I remember a West Wing episode .. where the President ordered a bombing ... while attending a musical performance... the last line of the finale was "What was triumphant in war has been made glorious in peace."
War is all of that, I suppose.

Ah yes, Minnesota voters!! The senatorial results are still in limbo. It should be noted that for the last 3 weeks before the election, the Republican Senatorial election committee poured millions of dollars into the coffers of the TV stations here with their hateful negative ugly comic-like anti-Franken ads .. after Coleman had said he was stopping his negative ads.

Wow, after this long comment, I hope other people will comment too....

David said...


I was channeling you last weekend in my racing double. Thanks for the shirt.

CewTwo said...

I love the way that you combine human baser emotions in your posts. I smile, I frown, I laugh, I contemplate life.

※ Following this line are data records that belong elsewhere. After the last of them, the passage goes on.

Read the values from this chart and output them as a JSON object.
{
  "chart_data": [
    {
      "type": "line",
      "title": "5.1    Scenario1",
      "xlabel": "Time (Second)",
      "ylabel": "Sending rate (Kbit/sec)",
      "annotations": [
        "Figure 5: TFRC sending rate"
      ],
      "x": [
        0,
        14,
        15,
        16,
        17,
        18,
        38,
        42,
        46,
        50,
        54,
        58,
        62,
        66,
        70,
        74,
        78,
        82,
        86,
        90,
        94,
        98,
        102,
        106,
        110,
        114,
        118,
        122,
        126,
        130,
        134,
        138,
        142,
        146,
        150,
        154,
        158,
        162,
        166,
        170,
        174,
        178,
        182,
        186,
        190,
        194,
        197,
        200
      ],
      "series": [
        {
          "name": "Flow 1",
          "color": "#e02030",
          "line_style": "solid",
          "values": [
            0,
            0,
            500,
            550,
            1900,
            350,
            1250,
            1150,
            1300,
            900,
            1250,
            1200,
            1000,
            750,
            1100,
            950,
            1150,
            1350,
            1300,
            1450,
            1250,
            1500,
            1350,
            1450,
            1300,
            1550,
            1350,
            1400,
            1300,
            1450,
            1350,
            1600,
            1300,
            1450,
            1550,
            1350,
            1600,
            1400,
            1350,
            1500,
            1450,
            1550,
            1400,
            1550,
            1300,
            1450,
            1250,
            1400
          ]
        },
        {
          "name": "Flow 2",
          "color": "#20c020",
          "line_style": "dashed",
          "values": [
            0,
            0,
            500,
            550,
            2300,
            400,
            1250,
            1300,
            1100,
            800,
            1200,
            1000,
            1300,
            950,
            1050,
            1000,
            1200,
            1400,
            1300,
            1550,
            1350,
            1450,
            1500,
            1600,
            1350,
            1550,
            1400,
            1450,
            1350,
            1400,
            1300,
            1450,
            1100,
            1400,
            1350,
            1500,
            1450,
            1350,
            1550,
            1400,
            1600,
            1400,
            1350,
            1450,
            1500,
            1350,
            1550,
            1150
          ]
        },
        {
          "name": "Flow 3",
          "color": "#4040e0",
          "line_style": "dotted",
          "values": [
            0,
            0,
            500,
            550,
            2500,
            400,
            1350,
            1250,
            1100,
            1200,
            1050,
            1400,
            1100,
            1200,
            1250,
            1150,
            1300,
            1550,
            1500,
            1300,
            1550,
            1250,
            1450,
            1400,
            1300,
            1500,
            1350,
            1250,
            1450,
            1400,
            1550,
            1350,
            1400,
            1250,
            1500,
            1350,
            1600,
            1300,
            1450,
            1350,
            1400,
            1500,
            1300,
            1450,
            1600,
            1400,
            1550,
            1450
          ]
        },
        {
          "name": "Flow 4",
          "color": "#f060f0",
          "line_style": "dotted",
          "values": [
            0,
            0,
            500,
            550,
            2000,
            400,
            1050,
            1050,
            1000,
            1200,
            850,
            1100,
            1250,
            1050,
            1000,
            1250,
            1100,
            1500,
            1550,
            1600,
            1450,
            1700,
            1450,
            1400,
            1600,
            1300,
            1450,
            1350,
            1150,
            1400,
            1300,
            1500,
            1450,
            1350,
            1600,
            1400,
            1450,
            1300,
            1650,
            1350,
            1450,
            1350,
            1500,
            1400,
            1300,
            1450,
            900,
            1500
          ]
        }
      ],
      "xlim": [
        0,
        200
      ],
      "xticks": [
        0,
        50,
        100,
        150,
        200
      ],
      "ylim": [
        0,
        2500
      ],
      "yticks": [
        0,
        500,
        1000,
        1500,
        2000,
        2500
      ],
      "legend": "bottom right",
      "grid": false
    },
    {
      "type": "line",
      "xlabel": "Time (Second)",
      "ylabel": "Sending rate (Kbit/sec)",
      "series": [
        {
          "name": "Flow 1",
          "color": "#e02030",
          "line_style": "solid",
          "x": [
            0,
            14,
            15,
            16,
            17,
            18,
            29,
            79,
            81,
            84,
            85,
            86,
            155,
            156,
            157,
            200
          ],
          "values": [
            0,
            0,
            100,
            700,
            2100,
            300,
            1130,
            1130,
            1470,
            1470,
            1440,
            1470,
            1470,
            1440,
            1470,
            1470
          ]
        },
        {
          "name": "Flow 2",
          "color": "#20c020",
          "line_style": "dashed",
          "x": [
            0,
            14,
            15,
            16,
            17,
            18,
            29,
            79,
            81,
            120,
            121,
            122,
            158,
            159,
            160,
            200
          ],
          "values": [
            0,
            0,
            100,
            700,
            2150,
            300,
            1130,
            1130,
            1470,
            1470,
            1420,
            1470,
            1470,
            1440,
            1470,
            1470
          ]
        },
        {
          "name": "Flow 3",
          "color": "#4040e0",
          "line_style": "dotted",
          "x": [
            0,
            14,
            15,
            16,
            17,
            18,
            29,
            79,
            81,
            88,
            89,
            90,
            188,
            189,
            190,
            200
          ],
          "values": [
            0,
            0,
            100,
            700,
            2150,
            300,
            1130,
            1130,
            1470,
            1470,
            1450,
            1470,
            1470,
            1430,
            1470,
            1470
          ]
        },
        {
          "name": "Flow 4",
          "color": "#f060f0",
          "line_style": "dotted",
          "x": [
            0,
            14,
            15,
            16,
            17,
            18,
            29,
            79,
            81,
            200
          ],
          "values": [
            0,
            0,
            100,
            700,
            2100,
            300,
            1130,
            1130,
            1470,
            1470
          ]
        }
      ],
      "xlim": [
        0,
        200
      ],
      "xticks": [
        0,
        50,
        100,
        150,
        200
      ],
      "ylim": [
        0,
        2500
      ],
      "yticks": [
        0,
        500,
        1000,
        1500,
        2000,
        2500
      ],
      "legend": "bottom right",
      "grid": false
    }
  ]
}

Thanks, Peter! I am a vet. No war, no action... Just a missileman in a very safe area. The only stories I have are of long hours, lots of inspections, and excellent memories of other men that served in the same place and at the same time. I still communicate with some of those that I served with!

Rainmaker said...

It's amazing to see the photos of that ridge (and that island) during the war. Looks more like a bombed out sand lot with not a strain of vegetation on it.

Very well thought through post.

ShirleyPerly said...

Nice tribute to your dad. Sad that he passed away so relatively young. Being a history nut and a former Marine, I'll bet my husband knows about Peleliu. Thanks for educating me.